Character Chassis: Back to Basics
I revised this post from yesterday about removing ability scores, to clear up some wording, before I continued the vein of thought. We’re starting with a stripped-down chassis for a character, before class or ability scores are added, before race or role are determined. How does the character engine perform before given a body and a paint job? …And I’m officially done with the car comparison.
In Fourth Edition Dungeons & Dragons, there are too many actions a character can take in combat. How do I know this? Some twenty pages of combat rules in the Player’s Handbook. The game shouldn’t need a textbook, so let’s see what we can do to trim it down. Have you ever used a bull rush? Aid another? Crawl? A coup de grace?
We’re going to go ahead and keep hit points, so I’m thinking that Second Wind should stick around — not to mention the idea that one of your allies can enable you to use it when you’ve been “downed.” Basic attacks are pretty much the norm, which can be weapon- or non-weapon in nature. It doesn’t really matter. These resemble melee and ranged attacks from Third Edition, they just have a technical name now, no frills.
Per the topic earlier about movement and flanking, I’m thinking that rather than making movement based on specific positions, a single move action can be used to either engage or disengage in melee with an enemy or group of enemies. When you approach one one enemy in melee, you join a group that includes everyone else engage in melee with them. There can be multiple melees at once.
Maybe, similar to Channel Divinity, there might be a pool of basic “Martial Maneuvers” that the various martial classes could draw from and add to through feat selection?
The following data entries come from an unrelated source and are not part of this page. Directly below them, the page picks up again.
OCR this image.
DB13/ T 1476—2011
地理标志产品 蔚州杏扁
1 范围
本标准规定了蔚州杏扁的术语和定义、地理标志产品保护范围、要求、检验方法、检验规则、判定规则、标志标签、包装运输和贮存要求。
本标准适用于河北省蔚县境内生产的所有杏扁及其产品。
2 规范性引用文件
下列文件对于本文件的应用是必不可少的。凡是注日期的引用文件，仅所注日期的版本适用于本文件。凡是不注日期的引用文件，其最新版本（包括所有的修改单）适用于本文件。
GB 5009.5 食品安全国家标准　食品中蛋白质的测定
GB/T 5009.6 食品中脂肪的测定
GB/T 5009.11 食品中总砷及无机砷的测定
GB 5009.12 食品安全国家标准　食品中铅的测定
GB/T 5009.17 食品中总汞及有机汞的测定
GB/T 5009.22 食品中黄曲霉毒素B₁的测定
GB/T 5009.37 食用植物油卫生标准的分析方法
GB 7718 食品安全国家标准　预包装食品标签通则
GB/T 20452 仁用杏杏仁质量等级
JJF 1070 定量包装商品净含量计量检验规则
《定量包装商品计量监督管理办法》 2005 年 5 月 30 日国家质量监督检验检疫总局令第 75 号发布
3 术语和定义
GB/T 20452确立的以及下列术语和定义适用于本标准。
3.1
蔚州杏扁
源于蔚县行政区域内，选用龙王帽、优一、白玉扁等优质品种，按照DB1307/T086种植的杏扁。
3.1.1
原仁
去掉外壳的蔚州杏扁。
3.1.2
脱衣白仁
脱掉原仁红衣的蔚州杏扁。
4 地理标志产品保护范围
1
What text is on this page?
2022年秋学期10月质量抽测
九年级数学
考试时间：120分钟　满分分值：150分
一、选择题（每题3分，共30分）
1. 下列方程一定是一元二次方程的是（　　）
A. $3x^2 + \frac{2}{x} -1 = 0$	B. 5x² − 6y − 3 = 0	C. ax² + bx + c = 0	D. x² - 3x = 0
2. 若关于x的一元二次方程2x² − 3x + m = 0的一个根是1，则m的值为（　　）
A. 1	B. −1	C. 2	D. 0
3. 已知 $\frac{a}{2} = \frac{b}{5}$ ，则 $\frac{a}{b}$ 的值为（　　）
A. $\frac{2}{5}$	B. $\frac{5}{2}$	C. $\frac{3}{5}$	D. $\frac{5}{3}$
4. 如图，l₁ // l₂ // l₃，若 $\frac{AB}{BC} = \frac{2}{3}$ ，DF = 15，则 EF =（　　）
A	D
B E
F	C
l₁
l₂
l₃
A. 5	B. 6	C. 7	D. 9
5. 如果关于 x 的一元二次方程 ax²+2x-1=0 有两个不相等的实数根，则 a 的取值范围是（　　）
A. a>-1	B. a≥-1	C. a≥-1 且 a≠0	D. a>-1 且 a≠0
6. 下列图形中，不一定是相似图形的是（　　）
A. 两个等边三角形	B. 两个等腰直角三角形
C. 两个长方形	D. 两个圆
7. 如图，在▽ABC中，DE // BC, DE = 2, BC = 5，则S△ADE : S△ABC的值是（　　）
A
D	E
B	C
That seems to me to be the most appropriate place to put some of the more obscure combat actions of questionable usefulness. Readied attacks could go there, rather than cluttering up the actions of other, non-martial characters.
Forget shifting to avoid opportunity attacks, players don’t need to always take them as they do now in Fourth Edition. Wonderful and innovative as they are, they bog the game down whenever someone needs to do something. Simplified as they are now, they still cause grief at the table. Let’s make opportunity attacks a function of the warlord — the basic martial Leader among Leader classes.
Seize the Opportunity [Martial] Leader At-Will
Immediate interrupt, Ranged visual
Trigger: When an enemy disengages while in melee
Target: One ally engaged in the same melee
Effect: The target can take a melee basic attack against the triggering enemy as an opportunity action.
With a power like that, you can take opportunity attacks out of the combat section of your Player’s Handbook and put them on your Leader’s character sheet instead. That’s a lot more useful for everyone in the group, I think. It’s simple and useable. You could call leaving a zone a type of disengaging — refer to my “Zergling Round-Up” power from before. A zone would be a kind of sub-melee grouping.
Standard player powers:
1.) Basic Attack (Standard; at-will)
2.) Engage/Disengage (Move; at-will)
3.) Second Wind (Standard; encounter)
4.) First Aid (Minor; at-will)
5.) Racial Power? (Varies; encounter)
6.) Role Power? (Minor; at-will)
7.) Class Attack 1 (Standard; at-will)
8.) Class Attack 2 (Standard; encounter)
9.) Class Attack 3 (Standard; daily)
10.) Class Utility (Action and usage vary)
Since combat and teamwork are major elements of the game, I think this is a great place to start. Ultimately, I don’t know how important some of these powers will be, or if it would make more sense to merge or eliminate a few. It seems like more than one attack would be excessive, but I guess we’ll figure out as this moves forward.